“有。”陆书屿回答。
“有?”沈涵蕴紧紧拧着眉。
“放心,那些人能传送到萧帝面前的消息都是经过我过滤的,重要核心消息,那些人根本接触不到。”陆书屿自信地说道,在沈涵蕴不解的目光下,解释道:“萧帝忌惮我,我在岭南的一举一动不能让萧帝全闭塞,要给萧帝一种能控制一切的错觉,他才能高枕无忧。”
“他要真能高枕无忧,还会派我来吗?”沈涵蕴感慨,当皇帝真辛苦,日理万机的同时还要提防着各地方的蕃王。
“你不是皇贵妃塞给我的吗?”陆书屿脱口而出。
沈涵蕴瞪圆了双眼,他居然连内幕都了如指掌。
啪的一声,沈涵蕴将手中的金步摇拍在桌面上,声音不稳道:“你跟皇贵妃有一腿。
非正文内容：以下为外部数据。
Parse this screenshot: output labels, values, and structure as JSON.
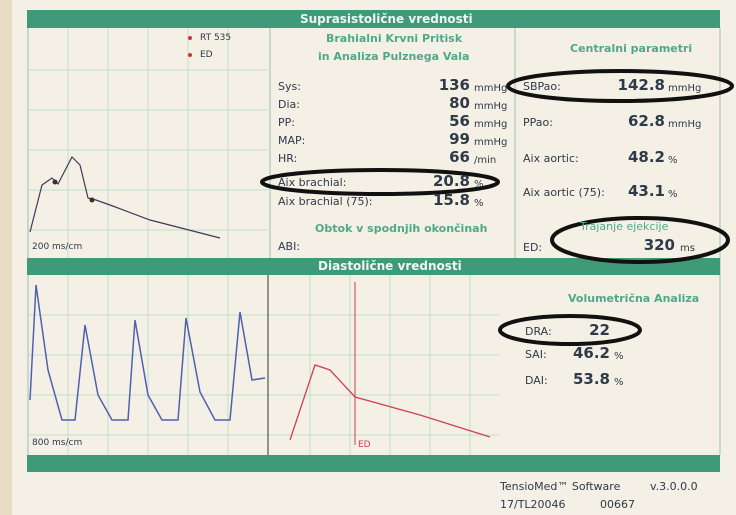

”
陆书屿抚额,满脸无奈道:“什么叫我跟皇贵妃有一腿?能别说得这么暧昧吗?”
说他们暗中勾连,陆书屿还能欣然接受,有一腿?她这用词让人遐想。
沈涵蕴在脑海里脑补一出,陆书屿和皇贵妃在一起的画面,皇贵妃比陆书屿年长几岁,不是说,女大三抱金砖吗?
陆书屿和皇贵妃在一起,至少要抱两块金砖。
“涵蕴,你嫁给我,成了端王妃,而我成了沈家女婿,自然要支持太子。”陆书屿这样解释,应该能阻止她瞎想了。
“你要支持太子?”沈涵蕴讶然。
“不然呢?难不成支持秦王?”陆书屿没好气地说道,提到秦王,陆书屿眼底掠过一抹杀意,连皇婶都敢惦记,简直是找死。
“为什么要支持别人?你完全有能力”
“蕴儿。”陆书屿打断沈涵蕴的话,不屑地说道:“那个位置,我不稀罕。”
沈涵蕴默了,人各有志,不能勉强。
皇贵妃这一步棋高超,牺牲她,获得端王助力。
沈涵蕴不明白,皇贵妃哪儿来的自信,她能成功俘获陆书屿的心。
正常逻辑,陆书屿应该很排斥赐婚,沈家倒台,让他娶沈家女,简直是丢给他一个烫手的山芋,多多少少心里会不平衡。
而事实却是,陆书屿对她这个烫手的山芋爱不释手。
“清陆书屿。”沈涵蕴叫惯了清风,现在改口,还有些不习惯。
“嗯。”陆书屿等着她接下来的话,对于称呼,他并不在乎,却更希望她叫他的名字,尤其是在欢好的事上。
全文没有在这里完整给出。